On the road, Calderon was received by ordinary Mexicans lending a hand. Catalina Munoz said she bought tortillas on credit to assemble tacos of beans, cheese and rice when she heard the migrant caravan would pass through her tiny town of 3,000 inhabitants. She gathered 15 others to help make the tacos, fill water bottles and carry fruit to weary travelers on the roadside.
Mexico faces the unprecedented situation of having three migrant caravans stretched over 300 miles (500 kilometers) of highway in the states of Chiapas, Oaxaca and Veracruz.
On Friday, a caravan from El Salvador waded over the Suchiate River into Mexico, bringing around 1,000 people who want to reach the U.S. border. That caravan initially tried to cross the bridge between Guatemala and Mexico, but Mexican authorities told them they would have to show passports and visas and enter in groups of 50 for processing.
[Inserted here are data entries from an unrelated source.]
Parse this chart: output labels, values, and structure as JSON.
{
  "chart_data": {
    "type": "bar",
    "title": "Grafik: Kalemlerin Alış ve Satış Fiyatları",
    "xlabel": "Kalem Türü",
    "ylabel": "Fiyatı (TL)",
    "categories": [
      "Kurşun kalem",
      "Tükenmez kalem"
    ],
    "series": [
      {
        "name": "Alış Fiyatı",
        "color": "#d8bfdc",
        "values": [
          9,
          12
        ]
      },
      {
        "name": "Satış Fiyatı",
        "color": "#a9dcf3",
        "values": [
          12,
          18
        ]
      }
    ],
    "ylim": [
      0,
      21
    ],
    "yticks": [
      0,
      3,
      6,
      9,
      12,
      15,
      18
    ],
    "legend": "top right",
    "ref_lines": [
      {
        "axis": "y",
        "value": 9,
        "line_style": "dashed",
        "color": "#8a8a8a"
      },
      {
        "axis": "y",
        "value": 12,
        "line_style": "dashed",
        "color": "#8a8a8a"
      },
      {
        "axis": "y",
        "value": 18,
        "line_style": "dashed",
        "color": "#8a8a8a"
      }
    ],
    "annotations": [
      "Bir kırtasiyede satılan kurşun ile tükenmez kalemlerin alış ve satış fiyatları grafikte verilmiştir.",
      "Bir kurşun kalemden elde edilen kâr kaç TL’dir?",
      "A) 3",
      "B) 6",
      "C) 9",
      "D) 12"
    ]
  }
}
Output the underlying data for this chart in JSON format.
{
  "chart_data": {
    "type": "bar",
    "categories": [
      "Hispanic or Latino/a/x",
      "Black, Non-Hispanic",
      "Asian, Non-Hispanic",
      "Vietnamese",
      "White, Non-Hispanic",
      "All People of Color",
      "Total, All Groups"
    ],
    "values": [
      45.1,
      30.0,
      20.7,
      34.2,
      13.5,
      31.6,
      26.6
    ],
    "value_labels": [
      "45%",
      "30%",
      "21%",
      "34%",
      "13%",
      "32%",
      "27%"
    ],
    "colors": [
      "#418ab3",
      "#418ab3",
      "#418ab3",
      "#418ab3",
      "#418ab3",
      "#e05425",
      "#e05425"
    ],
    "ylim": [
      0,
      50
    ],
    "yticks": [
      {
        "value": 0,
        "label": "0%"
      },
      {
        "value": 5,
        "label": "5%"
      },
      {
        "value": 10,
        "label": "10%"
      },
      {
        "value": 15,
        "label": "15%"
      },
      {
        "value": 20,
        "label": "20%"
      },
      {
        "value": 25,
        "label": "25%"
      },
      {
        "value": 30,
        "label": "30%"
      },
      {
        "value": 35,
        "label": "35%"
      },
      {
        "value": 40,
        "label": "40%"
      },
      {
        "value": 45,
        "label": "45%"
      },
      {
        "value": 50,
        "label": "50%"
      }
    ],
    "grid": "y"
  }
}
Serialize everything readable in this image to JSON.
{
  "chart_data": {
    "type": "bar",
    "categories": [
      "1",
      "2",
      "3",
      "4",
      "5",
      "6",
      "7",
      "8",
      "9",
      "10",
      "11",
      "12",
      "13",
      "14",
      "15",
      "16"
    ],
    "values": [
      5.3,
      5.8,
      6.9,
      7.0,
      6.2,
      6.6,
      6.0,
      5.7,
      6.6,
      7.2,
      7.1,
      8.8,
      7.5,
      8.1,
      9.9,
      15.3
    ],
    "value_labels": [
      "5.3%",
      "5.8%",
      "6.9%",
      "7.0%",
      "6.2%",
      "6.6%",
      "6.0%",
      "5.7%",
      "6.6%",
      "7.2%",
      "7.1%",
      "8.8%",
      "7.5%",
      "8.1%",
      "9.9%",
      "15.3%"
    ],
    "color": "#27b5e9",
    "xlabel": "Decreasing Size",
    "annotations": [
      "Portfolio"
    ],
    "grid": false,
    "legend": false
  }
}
Another caravan, also of about 1,000 people, entered Mexico early last week. That group includes Hondurans, Salvadorans and some Guatemalans.
The first, and largest, group of mainly Honduran migrants entered Mexico on Oct. 19.
Mexican officials have appeared conflicted over whether to help or hinder their journey.
Mexico's Interior Ministry estimated Saturday that there are more than 5,000 migrants in total currently moving through southern Mexico via caravans or in smaller groups. The ministry says 2,793 migrants have pursued refugee status in Mexico in recent weeks and around 500 have asked for assistance to return to their countries of origin.
Uncertainty awaits migrants who reach the U.S.
President Donald Trump has ordered U.S. troops to the Mexican border in response to the caravans. More than 7,000 active duty troops have been told to deploy to Texas, Arizona and California ahead of the midterm elections.
He plans to sign an order that could lead to the large-scale detention of migrants crossing the southern border and bar anyone caught crossing illegally from claiming asylum.
Associated Press writer Amy Guthrie in Mexico City contributed to this report.